NAT resources

["Appel, John" <AppelJ () 1st-annapolis com>]

Several folks have asked what I found or was pointed to in the way of
NAT (Network Address Translation) information resources, so here goes.
Any mistakes in the descriptions are purely mine:

Two RFCs are key - RFC 1918, "Address Allocation for Private Internets"
(Rekhter, Moskowitz, Karrenberg, de Groot & Lear, Feb. 1996) describes
building private internetworks using the non-Internet routable address
spaces.  RFC 1631 "The IP Network Address Translator" (Egevang &
Francis, May 1994) specifically addresses NAT.  Numerous sources for
those two documents.  RFC 1878 , "Variable Length Subnet Table for IPv4"
(Pumill & Manning, December 1995) is also pretty handy when the brain
locks up calculating subnets.

Also, there is a working Internet Draft entitled "Architectural
Implications of NAT" dated March 1998 by Tony Hain of Microsoft.  I
found this at
http://www.cs-ipv6.lancs.ac.uk/ftp-archive/Standards/general-comms/inter
net-drafts/draft-iab-nat-implications-00.txt.  You may find a shorter
URL!

Dr.

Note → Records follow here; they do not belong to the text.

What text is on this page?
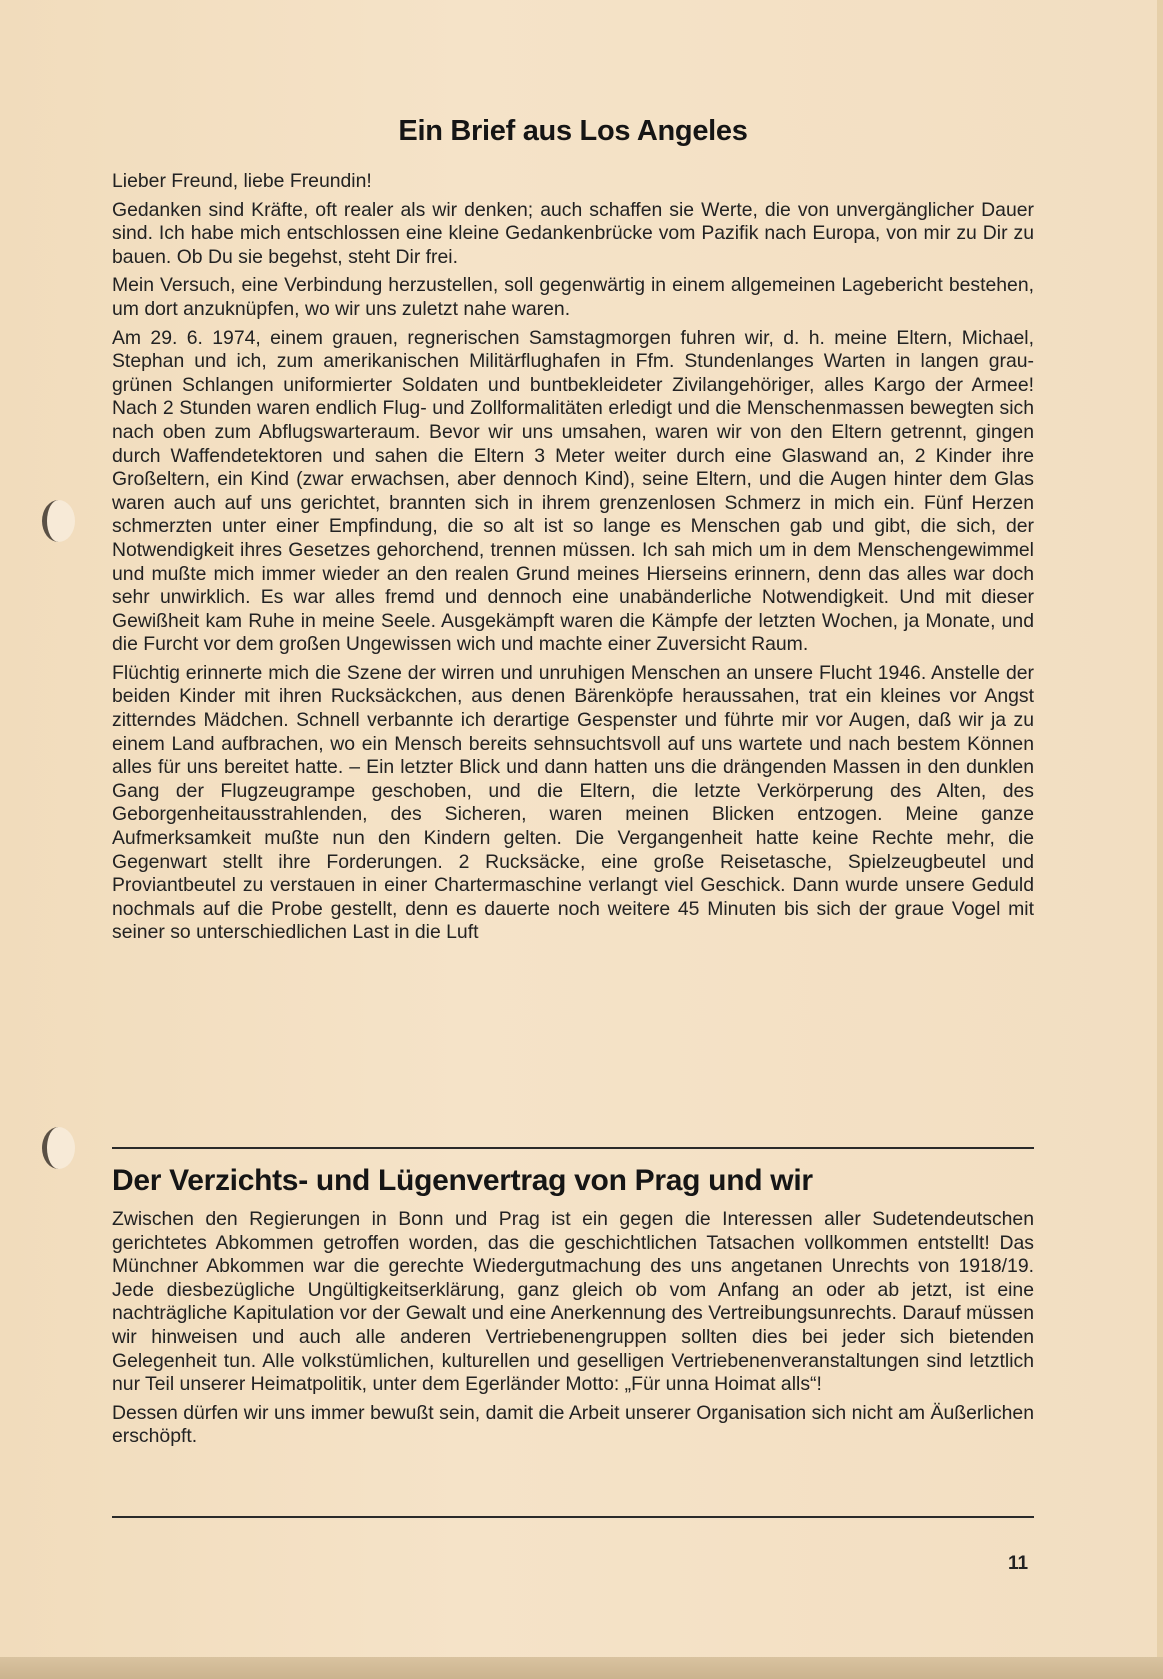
Ein Brief aus Los Angeles

Lieber Freund, liebe Freundin!

Gedanken sind Kräfte, oft realer als wir denken; auch schaffen sie Werte, die von unvergänglicher Dauer sind. Ich habe mich entschlossen eine kleine Gedankenbrücke vom Pazifik nach Europa, von mir zu Dir zu bauen. Ob Du sie begehst, steht Dir frei.

Mein Versuch, eine Verbindung herzustellen, soll gegenwärtig in einem allgemeinen Lagebericht bestehen, um dort anzuknüpfen, wo wir uns zuletzt nahe waren.

Am 29. 6. 1974, einem grauen, regnerischen Samstagmorgen fuhren wir, d. h. meine Eltern, Michael, Stephan und ich, zum amerikanischen Militärflughafen in Ffm. Stundenlanges Warten in langen grau-grünen Schlangen uniformierter Soldaten und buntbekleideter Zivilangehöriger, alles Kargo der Armee! Nach 2 Stunden waren endlich Flug- und Zollformalitäten erledigt und die Menschenmassen bewegten sich nach oben zum Abflugswarteraum. Bevor wir uns umsahen, waren wir von den Eltern getrennt, gingen durch Waffendetektoren und sahen die Eltern 3 Meter weiter durch eine Glaswand an, 2 Kinder ihre Großeltern, ein Kind (zwar erwachsen, aber dennoch Kind), seine Eltern, und die Augen hinter dem Glas waren auch auf uns gerichtet, brannten sich in ihrem grenzenlosen Schmerz in mich ein. Fünf Herzen schmerzten unter einer Empfindung, die so alt ist so lange es Menschen gab und gibt, die sich, der Notwendigkeit ihres Gesetzes gehorchend, trennen müssen. Ich sah mich um in dem Menschengewimmel und mußte mich immer wieder an den realen Grund meines Hierseins erinnern, denn das alles war doch sehr unwirklich. Es war alles fremd und dennoch eine unabänderliche Notwendigkeit. Und mit dieser Gewißheit kam Ruhe in meine Seele. Ausgekämpft waren die Kämpfe der letzten Wochen, ja Monate, und die Furcht vor dem großen Ungewissen wich und machte einer Zuversicht Raum.

Flüchtig erinnerte mich die Szene der wirren und unruhigen Menschen an unsere Flucht 1946. Anstelle der beiden Kinder mit ihren Rucksäckchen, aus denen Bärenköpfe heraussahen, trat ein kleines vor Angst zitterndes Mädchen. Schnell verbannte ich derartige Gespenster und führte mir vor Augen, daß wir ja zu einem Land aufbrachen, wo ein Mensch bereits sehnsuchtsvoll auf uns wartete und nach bestem Können alles für uns bereitet hatte. – Ein letzter Blick und dann hatten uns die drängenden Massen in den dunklen Gang der Flugzeugrampe geschoben, und die Eltern, die letzte Verkörperung des Alten, des Geborgenheitausstrahlenden, des Sicheren, waren meinen Blicken entzogen. Meine ganze Aufmerksamkeit mußte nun den Kindern gelten. Die Vergangenheit hatte keine Rechte mehr, die Gegenwart stellt ihre Forderungen. 2 Rucksäcke, eine große Reisetasche, Spielzeugbeutel und Proviantbeutel zu verstauen in einer Chartermaschine verlangt viel Geschick. Dann wurde unsere Geduld nochmals auf die Probe gestellt, denn es dauerte noch weitere 45 Minuten bis sich der graue Vogel mit seiner so unterschiedlichen Last in die Luft

Der Verzichts- und Lügenvertrag von Prag und wir

Zwischen den Regierungen in Bonn und Prag ist ein gegen die Interessen aller Sudetendeutschen gerichtetes Abkommen getroffen worden, das die geschichtlichen Tatsachen vollkommen entstellt! Das Münchner Abkommen war die gerechte Wiedergutmachung des uns angetanen Unrechts von 1918/19. Jede diesbezügliche Ungültigkeitserklärung, ganz gleich ob vom Anfang an oder ab jetzt, ist eine nachträgliche Kapitulation vor der Gewalt und eine Anerkennung des Vertreibungsunrechts. Darauf müssen wir hinweisen und auch alle anderen Vertriebenengruppen sollten dies bei jeder sich bietenden Gelegenheit tun. Alle volkstümlichen, kulturellen und geselligen Vertriebenenveranstaltungen sind letztlich nur Teil unserer Heimatpolitik, unter dem Egerländer Motto: „Für unna Hoimat alls“!

Dessen dürfen wir uns immer bewußt sein, damit die Arbeit unserer Organisation sich nicht am Äußerlichen erschöpft.

11
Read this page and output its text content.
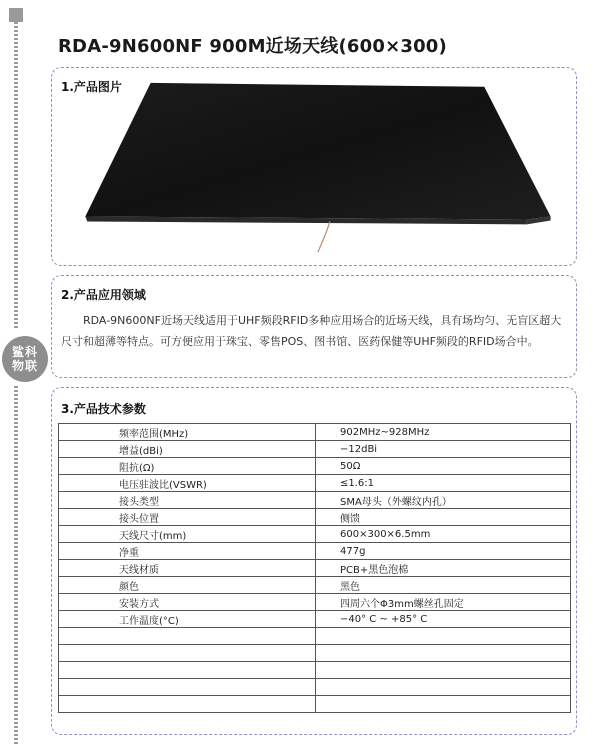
鲨科
物联
RDA-9N600NF 900M近场天线(600×300)
1.产品图片
2.产品应用领域

RDA-9N600NF近场天线适用于UHF频段RFID多种应用场合的近场天线，具有场均匀、无盲区超大尺寸和超薄等特点。可方便应用于珠宝、零售POS、图书馆、医药保健等UHF频段的RFID场合中。

3.产品技术参数
频率范围(MHz)	902MHz~928MHz
增益(dBi)	−12dBi
阻抗(Ω)	50Ω
电压驻波比(VSWR)	≤1.6:1
接头类型	SMA母头（外螺纹内孔）
接头位置	侧馈
天线尺寸(mm)	600×300×6.5mm
净重	477g
天线材质	PCB+黑色泡棉
颜色	黑色
安装方式	四周六个Φ3mm螺丝孔固定
工作温度(°C)	−40° C ~ +85° C
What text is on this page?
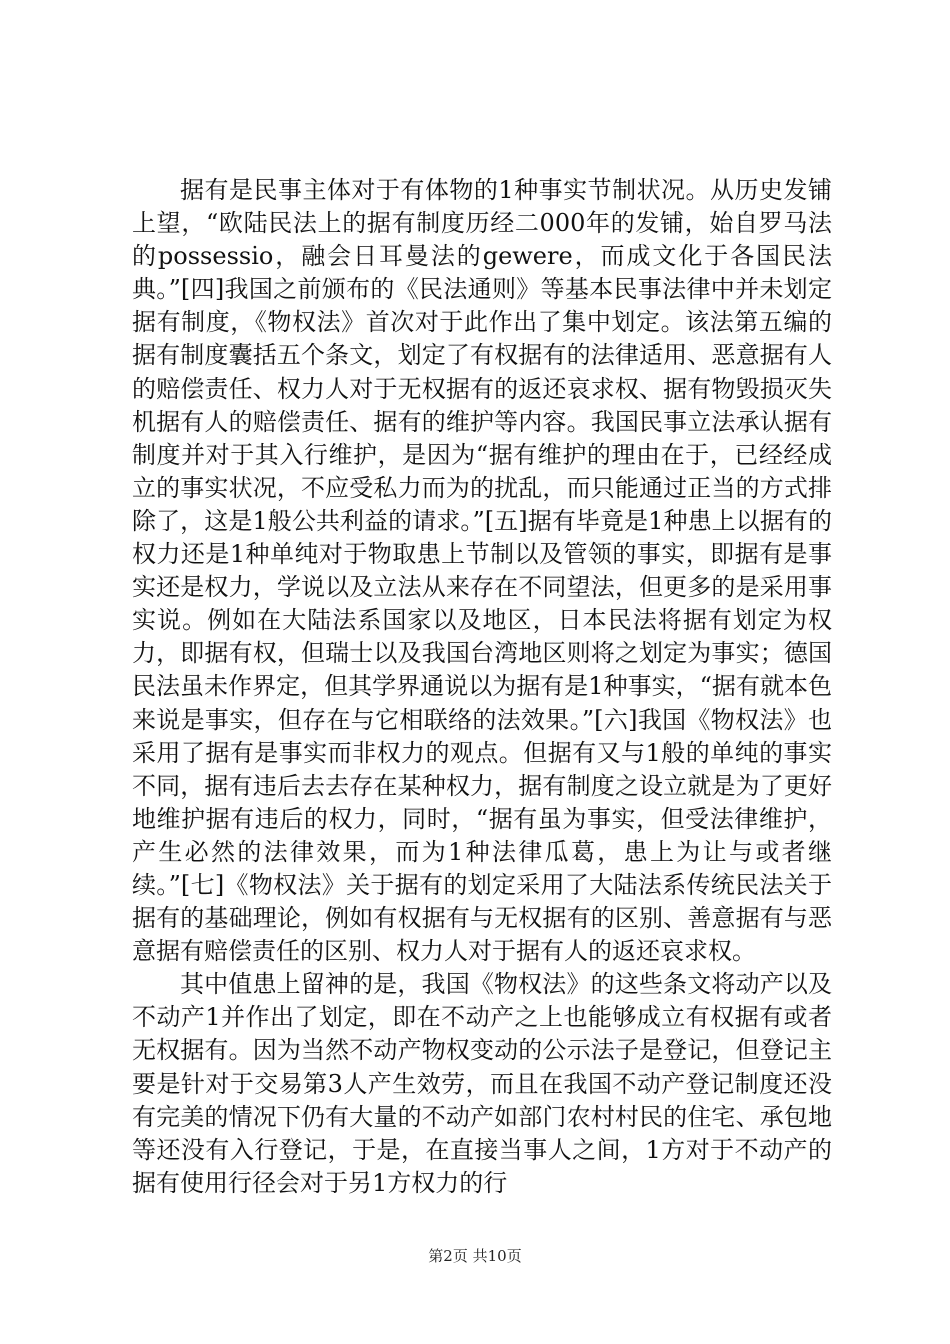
据有是民事主体对于有体物的1种事实节制状况。从历史发铺上望，“欧陆民法上的据有制度历经二000年的发铺，始自罗马法的possessio，融会日耳曼法的gewere，而成文化于各国民法典。”[四]我国之前颁布的《民法通则》等基本民事法律中并未划定据有制度，《物权法》首次对于此作出了集中划定。该法第五编的据有制度囊括五个条文，划定了有权据有的法律适用、恶意据有人的赔偿责任、权力人对于无权据有的返还哀求权、据有物毁损灭失机据有人的赔偿责任、据有的维护等内容。我国民事立法承认据有制度并对于其入行维护，是因为“据有维护的理由在于，已经经成立的事实状况，不应受私力而为的扰乱，而只能通过正当的方式排除了，这是1般公共利益的请求。”[五]据有毕竟是1种患上以据有的权力还是1种单纯对于物取患上节制以及管领的事实，即据有是事实还是权力，学说以及立法从来存在不同望法，但更多的是采用事实说。例如在大陆法系国家以及地区，日本民法将据有划定为权力，即据有权，但瑞士以及我国台湾地区则将之划定为事实；德国民法虽未作界定，但其学界通说以为据有是1种事实，“据有就本色来说是事实，但存在与它相联络的法效果。”[六]我国《物权法》也采用了据有是事实而非权力的观点。但据有又与1般的单纯的事实不同，据有违后去去存在某种权力，据有制度之设立就是为了更好地维护据有违后的权力，同时，“据有虽为事实，但受法律维护，产生必然的法律效果，而为1种法律瓜葛，患上为让与或者继续。”[七]《物权法》关于据有的划定采用了大陆法系传统民法关于据有的基础理论，例如有权据有与无权据有的区别、善意据有与恶意据有赔偿责任的区别、权力人对于据有人的返还哀求权。

其中值患上留神的是，我国《物权法》的这些条文将动产以及不动产1并作出了划定，即在不动产之上也能够成立有权据有或者无权据有。因为当然不动产物权变动的公示法子是登记，但登记主要是针对于交易第3人产生效劳，而且在我国不动产登记制度还没有完美的情况下仍有大量的不动产如部门农村村民的住宅、承包地等还没有入行登记，于是，在直接当事人之间，1方对于不动产的据有使用行径会对于另1方权力的行

第2页 共10页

Peter Welcher of Chesapeake Computer Consultants has a white paper
on NAT at http://www.ccci.com/product/papers/pete/papers/nat.htm.  This
also discusses some Cisco-specific issues (CCC is apparently a Cisco
reseller) along with a nice concise explanation of NAT and some
pros/cons.

I found a NAT presentation at
http://www.csn.tu-chemnitz.de/~mha/linux-ip-nat/diplom/nat.html.  This
looks pretty good and is fairly meaty, but you can't pull down the
complete document.

Cisco has a few documents itself; a document covering their
implementation of NAT in IOS, located at
http://www.cisco.com/warp/public/701/60.html and a FAQ about their NAT
v2.1 product at http://www.cisco.com/warp/public/458/41.html.  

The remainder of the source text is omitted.